Most Likely Sequence Generation for $n$-Grams, Transformers, HMMs, and Markov Chains, by Using Rollout Algorithms
Yuchao Li, Dimitri Bertsekas
TL;DR
This work treats transformer-based $n$-gram generation as a stationary Markov chain over $n$-word states and introduces rollout algorithms as a scalable approach to produce highly likely sequences, balancing future impact with immediate probabilities. It formalizes greedy, most-likely, and rollout policies, and proves a one-step rollout improvement property while outlining several variants (simplified, truncated, and double rollout) and their computational trade-offs. Through experiments on small Markov chains and a GPT-derived chain, the paper demonstrates that rollout approaches substantially outperform greedy decoding and achieve near-optimal performance with manageable overhead, with further gains from increased lookahead and rollout iterations.

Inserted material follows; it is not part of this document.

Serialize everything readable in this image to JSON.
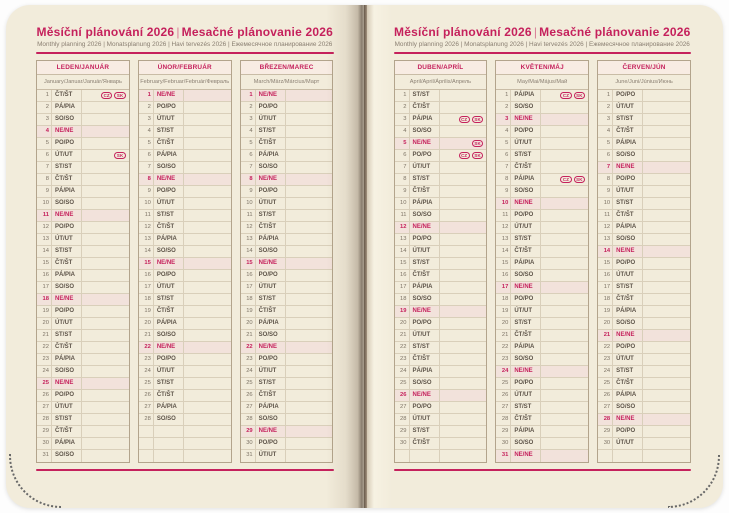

The results suggest rollout methods as a practical tool for enhancing sequence generation in large-scale language models and related HMM inference tasks, while highlighting nuances in when longer lookahead helps.
Abstract
In this paper we consider a transformer with an $n$-gram structure, such as the one underlying ChatGPT. The transformer provides next word probabilities, which can be used to generate word sequences. We consider methods for computing word sequences that are highly likely, based on these probabilities. Computing the optimal (i.e., most likely) word sequence starting with a given initial state is an intractable problem, so we propose methods to compute highly likely sequences of $N$ words in time that is a low order polynomial in $N$ and in the vocabulary size of the $n$-gram. These methods are based on the rollout approach from approximate dynamic programming, a form of single policy iteration, which can improve the performance of any given heuristic policy. In our case we use a greedy heuristic that generates as next word one that has the highest probability. We show with analysis, examples, and computational experimentation that our methods are capable of generating highly likely sequences with a modest increase in computation over the greedy heuristic. While our analysis and experiments are focused on Markov chains of the type arising in transformer and ChatGPT-like models, our methods apply to general finite-state Markov chains, and related inference applications of Hidden Markov Models (HMM), where Viterbi decoding is used extensively.